If only God could be appealed to…

But supposing Job could summon God into the court room. Just suppose that Job could make God give an account of his actions, what then? "How can a mortal be righteous before God?…" he asks. (9:2). Don’t misunderstand this question. Job is not asking a question about justification in the sense that Paul does in Galatians or Romans. No! Job’s point is not so much, "How can I, a sinner, be made right with God who is altogether holy?", but, "How can I, a righteous, but finite individual, be assured of justice before a God whose ways I can never fathom?

Though one wished to dispute with him,
He could not answer him one time out of a thousand.
(Job 9:3)

Job’s point is that God does not need to account of Himself ("…Who can say to Him, ‘What are you doing?’" 9:12), nor can He be brought under our control ("God does not restrain His anger…" 9:13). He is incomprehensible ("He performs wonders that cannot be fathomed…" 9:10).

Even if it were possible to bring God to account in a court of law, Job concludes that his inability to express himself would be his undoing, his own mouth would condemn him (9:20). But worse than that, Job does not think that God would listen: "I do not believe that He would give me a hearing" (9:16).

But now, the question haunts him again: "If it is not he, then who is it?" (9:24). Since Job is blameless (9:21) and God lies behind his trouble, life seems unfair. God seems unfair. That’s Job’s despair. His world-view is coming apart. Life makes no sense. He cannot get a handle on his world. The suspicion is growing that God’s providence is inherently unjust.

Job feels trapped. He can see no way of escape. There is a hopelessness about his condition that throws him into the darkest despair. He is a pitiful sight at the end of chapter 10. Only the merciless can fail to be touched by his plight.

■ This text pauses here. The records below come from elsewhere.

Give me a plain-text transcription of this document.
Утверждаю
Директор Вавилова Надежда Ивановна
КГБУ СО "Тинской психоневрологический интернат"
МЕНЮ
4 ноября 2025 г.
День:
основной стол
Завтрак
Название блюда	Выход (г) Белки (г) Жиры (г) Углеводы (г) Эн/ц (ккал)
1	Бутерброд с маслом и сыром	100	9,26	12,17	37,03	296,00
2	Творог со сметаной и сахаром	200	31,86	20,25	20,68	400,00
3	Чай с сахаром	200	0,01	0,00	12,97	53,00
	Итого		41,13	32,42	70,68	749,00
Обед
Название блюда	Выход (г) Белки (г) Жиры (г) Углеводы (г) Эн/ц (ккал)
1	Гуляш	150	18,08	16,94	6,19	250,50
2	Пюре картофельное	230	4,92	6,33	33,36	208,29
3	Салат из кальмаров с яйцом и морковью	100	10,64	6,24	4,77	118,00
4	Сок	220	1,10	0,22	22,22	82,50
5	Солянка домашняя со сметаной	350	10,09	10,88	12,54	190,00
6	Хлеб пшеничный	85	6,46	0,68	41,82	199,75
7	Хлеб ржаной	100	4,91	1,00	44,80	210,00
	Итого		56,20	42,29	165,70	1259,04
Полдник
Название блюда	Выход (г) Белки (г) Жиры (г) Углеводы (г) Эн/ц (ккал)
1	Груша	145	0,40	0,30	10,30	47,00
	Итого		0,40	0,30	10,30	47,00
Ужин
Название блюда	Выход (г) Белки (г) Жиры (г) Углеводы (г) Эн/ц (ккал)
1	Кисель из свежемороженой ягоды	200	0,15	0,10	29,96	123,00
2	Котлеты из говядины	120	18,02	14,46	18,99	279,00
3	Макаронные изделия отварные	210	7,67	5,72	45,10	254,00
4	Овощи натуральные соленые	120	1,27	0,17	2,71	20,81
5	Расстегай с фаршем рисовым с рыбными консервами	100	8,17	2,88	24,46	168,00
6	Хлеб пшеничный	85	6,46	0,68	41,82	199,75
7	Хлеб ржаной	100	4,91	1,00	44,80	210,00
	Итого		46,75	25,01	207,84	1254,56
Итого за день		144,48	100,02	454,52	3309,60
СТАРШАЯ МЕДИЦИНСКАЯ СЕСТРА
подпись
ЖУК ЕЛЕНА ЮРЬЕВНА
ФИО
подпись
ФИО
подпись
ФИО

"If only there someone to arbitrate between us…" Job laments (9:33).

 

a bigger pictureWhat Job cannot see is the real battle that is taking place. He is ignorant of Satan’s devices and hence has drawn the conclusion that God is his enemy, when in truth it is Satan. Job is caught up in a bigger struggle than he can see.

 

It is not true that God does not listen to his cries. Nor is true that God does not care about his plight. He does. Later, much later in the story of redemption, God reveals His love for his children in sending His Son "in the likeness of sinful flesh…" (Rom. 8:3). In the strangling grip of Golgotha, Jesus faced the despairing dilemma of an unfolding providence from which he longed to be free. He was to experience the dereliction of loneliness in a way that no one else had. In the cry of abandonment, when little made sense, when blamelessness met suffering to a degree unparalleled, Jesus was to become for us a sympathizing high priest (Matt. 27"45-46; Heb. 4:15).

Drawing from this aspect of the Savior’s sympathizing role, Isaac Watts could write the hymn that says what Job would have longed to have known:

With joy we meditate the grace
Of our High Priest above;
His heart is made of tenderness,
And overflows with love.

Touched with a sympathy within,
He knows our feeble frame;
He knows what sore temptations mean,
For He has felt the same.

But spotless, innocent, and pure,
The great Redeemer stood,
While Satan’s fiery darts He bore,
And did resist to blood.
He in the days of feeble flesh
Poured out His cries and tears;
And, though exalted, feels afresh
What every member bears.

He’ll never quench the smoking flax,
But raise it to a flame;
The bruised reed He never breaks,
Nor scorns the meanest name.

Then let our humble faith address
His mercy and His power:
We shall obtain delivering grace
In the distressing hour.
Isaac Watts (1674-1748)

Not knowing it, Job sinks back into the engulfing darkness of despair.

1. The Message: Job, by Eugene Peterson (Colorado Springs, CO: NavPress, 1996), 31.
2. Peterson’s rendition of Job 10:20-22.